As my cousin was fiddling with the gear shift lever, he snapped it off. I can’t imagine the look of terror that must have crossed his young face. First, he had just broken off a vital part of Grandpa Jerry’s car. Second, they were supposed to go to the beach in Ocean City, Maryland that day. Third, now the beach trip was in jeopardy because not only did the car suddenly not work, but he was sure Grandpa Jerry would be so angry at him, that they wouldn’t go to the shore. (And as a fifth and perhaps side note, if my cousin had broken the gearshift lever off of his father’s car – my Uncle Kal – he was sure to get more than yelled at. Kal was a giant of man, with a booming voice and the personality to match.)
Grandpa Jerry came upon the young man crying in the car and soon discovered the root of his wailing. “Dry your tears,” he said. “Let’s go down to the auto parts store.”
Grandpa Jerry got a screwdriver from his toolbox, shoved it into the broken gear shift hole, and managed to limp the car over to the auto parts store, a few miles away. He and my cousin went inside to spoke to the counter man, who said, “Well, we have that replacement model, but it’s not stainless steel like this one. We only have the chrome model and it’s a bit more expensive.”
Grandpa Jerry paid the man for the chrome gearshift lever and he and my cousin sat in the parking lot as he made the repair on his car. “Look at that,” said Grandpa Jerry, with admiration, “it works perfectly. And this one is shiny and chromed, so it’s a big improvement on the old one. We actually made out better in the deal.”

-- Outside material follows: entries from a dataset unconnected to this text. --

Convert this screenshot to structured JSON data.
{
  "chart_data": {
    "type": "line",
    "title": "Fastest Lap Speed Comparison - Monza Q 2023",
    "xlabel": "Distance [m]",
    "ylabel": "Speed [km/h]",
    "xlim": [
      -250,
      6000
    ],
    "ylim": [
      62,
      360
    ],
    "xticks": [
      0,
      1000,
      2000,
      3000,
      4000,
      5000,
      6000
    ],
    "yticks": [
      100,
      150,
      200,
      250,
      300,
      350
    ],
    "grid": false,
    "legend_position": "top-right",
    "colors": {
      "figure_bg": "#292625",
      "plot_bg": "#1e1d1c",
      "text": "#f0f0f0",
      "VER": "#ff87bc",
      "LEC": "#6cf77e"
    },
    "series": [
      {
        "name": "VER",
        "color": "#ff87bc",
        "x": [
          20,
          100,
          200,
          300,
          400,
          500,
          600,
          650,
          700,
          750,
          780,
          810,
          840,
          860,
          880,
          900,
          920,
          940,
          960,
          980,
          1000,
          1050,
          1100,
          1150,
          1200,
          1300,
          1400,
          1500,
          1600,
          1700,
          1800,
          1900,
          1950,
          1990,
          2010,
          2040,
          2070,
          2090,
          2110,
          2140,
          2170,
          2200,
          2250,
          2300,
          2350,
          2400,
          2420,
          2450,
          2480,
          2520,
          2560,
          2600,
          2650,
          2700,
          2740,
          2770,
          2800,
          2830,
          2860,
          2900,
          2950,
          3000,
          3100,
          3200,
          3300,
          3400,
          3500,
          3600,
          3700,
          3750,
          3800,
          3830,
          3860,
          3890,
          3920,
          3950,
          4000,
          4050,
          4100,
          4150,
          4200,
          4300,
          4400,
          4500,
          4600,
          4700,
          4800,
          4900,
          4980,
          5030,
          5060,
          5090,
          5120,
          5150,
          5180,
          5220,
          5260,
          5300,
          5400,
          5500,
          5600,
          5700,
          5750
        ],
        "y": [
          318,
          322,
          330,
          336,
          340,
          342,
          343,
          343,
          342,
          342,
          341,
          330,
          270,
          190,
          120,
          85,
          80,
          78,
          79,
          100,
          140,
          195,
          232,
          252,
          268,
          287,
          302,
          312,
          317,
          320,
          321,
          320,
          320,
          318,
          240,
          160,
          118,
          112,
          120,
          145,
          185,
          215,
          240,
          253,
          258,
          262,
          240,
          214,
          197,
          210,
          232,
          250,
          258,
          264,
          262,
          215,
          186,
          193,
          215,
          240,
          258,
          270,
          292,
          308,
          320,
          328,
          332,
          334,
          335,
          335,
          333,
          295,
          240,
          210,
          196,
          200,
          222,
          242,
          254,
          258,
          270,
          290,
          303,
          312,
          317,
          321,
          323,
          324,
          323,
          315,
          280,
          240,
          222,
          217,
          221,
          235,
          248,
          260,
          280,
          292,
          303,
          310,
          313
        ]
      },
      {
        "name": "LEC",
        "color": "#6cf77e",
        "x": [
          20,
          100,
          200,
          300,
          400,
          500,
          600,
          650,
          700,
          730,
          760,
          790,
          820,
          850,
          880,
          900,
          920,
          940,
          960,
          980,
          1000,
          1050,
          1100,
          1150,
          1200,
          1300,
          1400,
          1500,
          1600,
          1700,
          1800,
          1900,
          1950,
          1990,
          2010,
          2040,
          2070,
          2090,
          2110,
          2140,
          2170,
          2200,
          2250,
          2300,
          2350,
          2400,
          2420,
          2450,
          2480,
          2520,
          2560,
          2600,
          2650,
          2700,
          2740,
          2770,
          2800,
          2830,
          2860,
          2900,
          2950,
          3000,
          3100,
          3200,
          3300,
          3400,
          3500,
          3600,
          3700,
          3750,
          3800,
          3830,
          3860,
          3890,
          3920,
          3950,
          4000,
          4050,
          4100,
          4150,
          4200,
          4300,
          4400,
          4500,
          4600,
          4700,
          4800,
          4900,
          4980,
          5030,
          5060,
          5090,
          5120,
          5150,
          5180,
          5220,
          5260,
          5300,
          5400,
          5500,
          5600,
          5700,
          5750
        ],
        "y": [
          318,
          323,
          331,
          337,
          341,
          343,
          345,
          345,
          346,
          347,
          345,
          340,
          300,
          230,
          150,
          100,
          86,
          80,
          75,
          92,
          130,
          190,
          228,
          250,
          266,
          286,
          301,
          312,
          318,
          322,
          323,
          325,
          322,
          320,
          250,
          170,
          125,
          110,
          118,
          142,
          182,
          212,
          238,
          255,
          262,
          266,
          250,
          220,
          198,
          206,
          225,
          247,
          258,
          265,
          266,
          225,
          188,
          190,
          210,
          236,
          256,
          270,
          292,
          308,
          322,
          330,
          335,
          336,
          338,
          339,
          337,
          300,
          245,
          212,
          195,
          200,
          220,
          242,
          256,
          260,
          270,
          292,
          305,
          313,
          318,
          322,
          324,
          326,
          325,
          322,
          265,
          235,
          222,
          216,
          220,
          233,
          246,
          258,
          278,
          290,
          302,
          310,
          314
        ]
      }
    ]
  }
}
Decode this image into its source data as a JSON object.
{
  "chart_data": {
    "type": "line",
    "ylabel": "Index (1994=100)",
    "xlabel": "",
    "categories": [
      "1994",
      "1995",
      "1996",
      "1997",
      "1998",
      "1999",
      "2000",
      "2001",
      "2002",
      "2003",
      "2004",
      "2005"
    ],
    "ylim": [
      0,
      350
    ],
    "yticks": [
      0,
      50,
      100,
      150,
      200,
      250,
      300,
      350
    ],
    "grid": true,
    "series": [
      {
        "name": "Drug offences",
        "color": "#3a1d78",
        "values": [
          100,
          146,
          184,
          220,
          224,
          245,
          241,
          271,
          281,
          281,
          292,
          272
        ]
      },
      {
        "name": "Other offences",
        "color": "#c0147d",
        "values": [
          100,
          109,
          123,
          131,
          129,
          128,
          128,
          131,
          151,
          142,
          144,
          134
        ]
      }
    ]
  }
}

“Are we still going to the beach?” asked my cousin, hopefully. “Of course we are,” said Grandpa Jerry, and they drove to Ocean City to spend the day in the sand and water, just as he had promised.

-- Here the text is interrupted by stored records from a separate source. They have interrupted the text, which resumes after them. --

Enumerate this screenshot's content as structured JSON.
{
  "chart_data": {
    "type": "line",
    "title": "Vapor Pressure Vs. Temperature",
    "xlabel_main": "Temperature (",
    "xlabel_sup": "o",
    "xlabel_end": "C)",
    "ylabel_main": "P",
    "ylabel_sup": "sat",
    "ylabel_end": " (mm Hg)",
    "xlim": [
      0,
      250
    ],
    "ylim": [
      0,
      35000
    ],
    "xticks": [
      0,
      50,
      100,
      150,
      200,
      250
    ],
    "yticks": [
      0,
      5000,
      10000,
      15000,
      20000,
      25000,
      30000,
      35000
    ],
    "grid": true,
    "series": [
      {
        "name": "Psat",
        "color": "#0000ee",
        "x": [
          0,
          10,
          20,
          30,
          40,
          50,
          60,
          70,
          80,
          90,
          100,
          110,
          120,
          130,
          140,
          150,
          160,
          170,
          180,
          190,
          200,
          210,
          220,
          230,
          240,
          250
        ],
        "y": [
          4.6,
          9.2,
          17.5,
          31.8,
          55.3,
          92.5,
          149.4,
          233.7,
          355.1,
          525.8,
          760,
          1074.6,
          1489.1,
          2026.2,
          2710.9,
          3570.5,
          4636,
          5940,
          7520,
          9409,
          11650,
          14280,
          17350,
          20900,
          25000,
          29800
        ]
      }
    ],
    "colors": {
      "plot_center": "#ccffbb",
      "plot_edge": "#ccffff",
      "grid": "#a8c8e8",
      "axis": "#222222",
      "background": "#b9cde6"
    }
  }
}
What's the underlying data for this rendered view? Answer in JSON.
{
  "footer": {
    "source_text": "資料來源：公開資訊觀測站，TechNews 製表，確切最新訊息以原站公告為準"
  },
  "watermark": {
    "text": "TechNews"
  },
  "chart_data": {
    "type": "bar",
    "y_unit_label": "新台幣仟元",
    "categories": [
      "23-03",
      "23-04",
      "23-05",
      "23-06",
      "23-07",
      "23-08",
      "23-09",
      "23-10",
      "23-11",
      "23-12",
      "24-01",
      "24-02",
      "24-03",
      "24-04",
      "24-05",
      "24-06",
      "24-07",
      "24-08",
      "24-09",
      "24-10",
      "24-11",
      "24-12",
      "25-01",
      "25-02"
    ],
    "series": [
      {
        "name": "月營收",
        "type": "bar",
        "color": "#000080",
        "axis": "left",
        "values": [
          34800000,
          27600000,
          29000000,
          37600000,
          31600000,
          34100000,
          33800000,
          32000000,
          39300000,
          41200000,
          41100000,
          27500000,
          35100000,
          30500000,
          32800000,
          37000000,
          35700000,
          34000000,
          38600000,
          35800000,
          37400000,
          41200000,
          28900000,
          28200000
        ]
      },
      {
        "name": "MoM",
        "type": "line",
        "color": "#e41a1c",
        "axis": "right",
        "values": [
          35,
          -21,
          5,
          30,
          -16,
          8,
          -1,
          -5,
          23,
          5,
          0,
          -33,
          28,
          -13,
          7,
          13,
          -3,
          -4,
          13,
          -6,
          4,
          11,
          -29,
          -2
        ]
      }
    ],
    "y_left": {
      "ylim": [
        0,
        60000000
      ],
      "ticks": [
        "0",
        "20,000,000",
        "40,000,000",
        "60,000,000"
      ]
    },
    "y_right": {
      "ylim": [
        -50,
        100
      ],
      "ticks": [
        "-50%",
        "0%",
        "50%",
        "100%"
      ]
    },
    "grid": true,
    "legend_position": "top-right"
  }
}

Imagine how you would feel if you came out to your car and discovered your kid had snapped off any part of it. Imagine again that you had told that same child not to mess with your car, and in fact, not to touch anything inside or outside the car, or ever even sit in the driver’s seat. If that scenario had happened to me, my yelling at my daughter would have only stopped after I lost my voice to laryngitis (or the cops arrived to see what all the fuss was about).
And yet for Grandpa Jerry, he was able to see the situation for exactly what it was, a young kid who made a mistake. The solution involved a quick trip to the auto parts store, a few dollars, and an easy repair. His ability to see the good in this event (“the new one is better than the old one, so we’re ahead of the game”) was coupled with keeping his promise:
“Let’s go to the beach.”
Throughout history, the Zen masters have spoken of life as a collection of moments. They have asked us all, in the ancient and modern eras, to take the good out of each of life’s little moments. Have to wash a sinkful of dirty dishes? What’s good about that particular moment? The water is warm and soapy; the dishes go from dirty to clean because of you; you probably just had a nice meal; and you can think about more important life issues while you do them, because it’s not a high-motor skill concentration activity. The time from start to finish is not long and you can daydream.

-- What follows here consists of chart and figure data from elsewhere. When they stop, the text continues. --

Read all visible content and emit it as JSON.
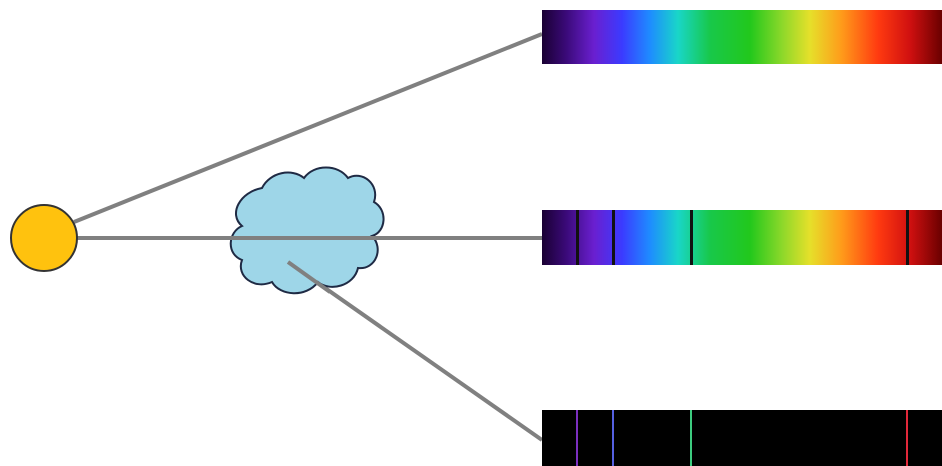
{
  "diagram": {
    "light_source": {
      "icon": "sun-icon",
      "fill": "#FFC20E",
      "stroke": "#333333"
    },
    "gas_cloud": {
      "icon": "cloud-icon",
      "fill": "#9ED6E8",
      "stroke": "#1F2A44"
    },
    "ray_color": "#808080",
    "spectra": [
      {
        "kind": "continuous",
        "lines": []
      },
      {
        "kind": "absorption",
        "lines": [
          "violet",
          "indigo",
          "green",
          "red"
        ]
      },
      {
        "kind": "emission",
        "lines": [
          "violet",
          "indigo",
          "green",
          "red"
        ]
      }
    ],
    "spectrum_colors": {
      "violet": "#7B2FBF",
      "indigo": "#5560E0",
      "green": "#3CCB7F",
      "red": "#E2283A",
      "dark_line": "#111111",
      "emission_background": "#000000"
    }
  }
}
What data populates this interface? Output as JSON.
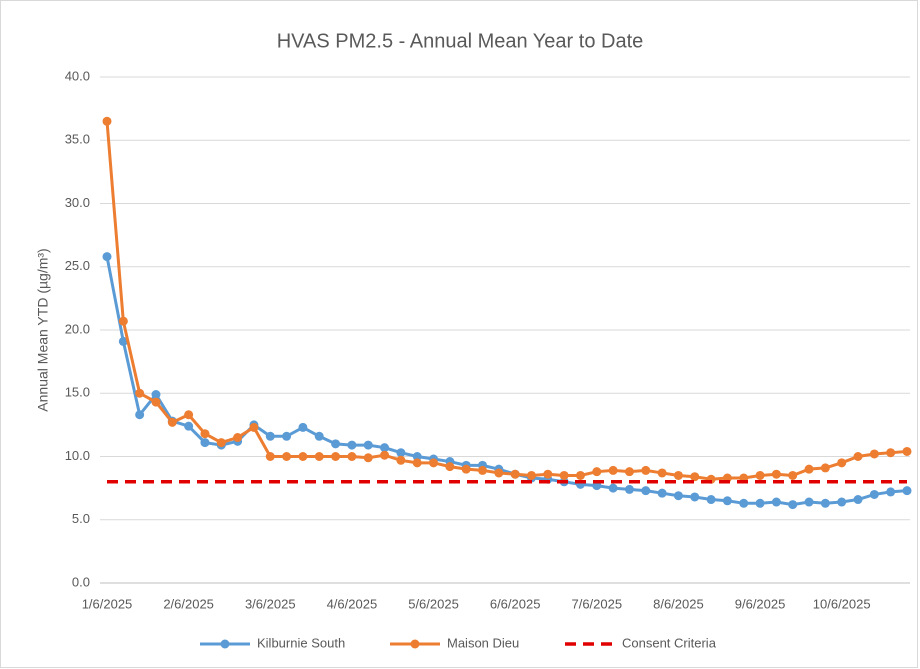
{
  "chart_data": {
    "type": "line",
    "title": "HVAS PM2.5 - Annual Mean Year to Date",
    "ylabel": "Annual Mean YTD (µg/m³)",
    "categories": [
      "1/6/2025",
      null,
      null,
      null,
      null,
      "2/6/2025",
      null,
      null,
      null,
      null,
      "3/6/2025",
      null,
      null,
      null,
      null,
      "4/6/2025",
      null,
      null,
      null,
      null,
      "5/6/2025",
      null,
      null,
      null,
      null,
      "6/6/2025",
      null,
      null,
      null,
      null,
      "7/6/2025",
      null,
      null,
      null,
      null,
      "8/6/2025",
      null,
      null,
      null,
      null,
      "9/6/2025",
      null,
      null,
      null,
      null,
      "10/6/2025",
      null,
      null,
      null,
      null
    ],
    "ylim": [
      0,
      40
    ],
    "yticks": [
      {
        "value": 0,
        "label": "0.0"
      },
      {
        "value": 5,
        "label": "5.0"
      },
      {
        "value": 10,
        "label": "10.0"
      },
      {
        "value": 15,
        "label": "15.0"
      },
      {
        "value": 20,
        "label": "20.0"
      },
      {
        "value": 25,
        "label": "25.0"
      },
      {
        "value": 30,
        "label": "30.0"
      },
      {
        "value": 35,
        "label": "35.0"
      },
      {
        "value": 40,
        "label": "40.0"
      }
    ],
    "grid": true,
    "legend": "bottom",
    "series": [
      {
        "name": "Kilburnie South",
        "color": "#5b9bd5",
        "markers": true,
        "dashed": false,
        "values": [
          25.8,
          19.1,
          13.3,
          14.9,
          12.8,
          12.4,
          11.1,
          10.9,
          11.2,
          12.5,
          11.6,
          11.6,
          12.3,
          11.6,
          11.0,
          10.9,
          10.9,
          10.7,
          10.3,
          10.0,
          9.8,
          9.6,
          9.3,
          9.3,
          9.0,
          8.6,
          8.3,
          8.2,
          8.0,
          7.8,
          7.7,
          7.5,
          7.4,
          7.3,
          7.1,
          6.9,
          6.8,
          6.6,
          6.5,
          6.3,
          6.3,
          6.4,
          6.2,
          6.4,
          6.3,
          6.4,
          6.6,
          7.0,
          7.2,
          7.3
        ]
      },
      {
        "name": "Maison Dieu",
        "color": "#ed7d31",
        "markers": true,
        "dashed": false,
        "values": [
          36.5,
          20.7,
          15.0,
          14.3,
          12.7,
          13.3,
          11.8,
          11.1,
          11.5,
          12.3,
          10.0,
          10.0,
          10.0,
          10.0,
          10.0,
          10.0,
          9.9,
          10.1,
          9.7,
          9.5,
          9.5,
          9.2,
          9.0,
          8.9,
          8.7,
          8.6,
          8.5,
          8.6,
          8.5,
          8.5,
          8.8,
          8.9,
          8.8,
          8.9,
          8.7,
          8.5,
          8.4,
          8.2,
          8.3,
          8.3,
          8.5,
          8.6,
          8.5,
          9.0,
          9.1,
          9.5,
          10.0,
          10.2,
          10.3,
          10.4
        ]
      },
      {
        "name": "Consent Criteria",
        "color": "#e00000",
        "markers": false,
        "dashed": true,
        "values": [
          8,
          8,
          8,
          8,
          8,
          8,
          8,
          8,
          8,
          8,
          8,
          8,
          8,
          8,
          8,
          8,
          8,
          8,
          8,
          8,
          8,
          8,
          8,
          8,
          8,
          8,
          8,
          8,
          8,
          8,
          8,
          8,
          8,
          8,
          8,
          8,
          8,
          8,
          8,
          8,
          8,
          8,
          8,
          8,
          8,
          8,
          8,
          8,
          8,
          8
        ]
      }
    ]
  }
}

Walking to your mail box, it’s easy to feel the dread of bills, bills, and more bills. Why not change that dynamic and think, “Checks, checks, checks” all the way to the box? And if the box was filled with junk mail (a term Grandpa Jerry didn’t use; as a 30-year USPS employee, all mail was precious to him), then as he and the Zen masters would say, “If there are no checks, then at least be thankful there were no bills.”
What is good about each moment you are in, as you are experiencing it? What good can you find (however small or even doubtful it may be at first) with the people around you? Can you be more like a Zen master and live your life like Grandpa Jerry did it, enjoying the people and situations around you, even when things are not always perfect.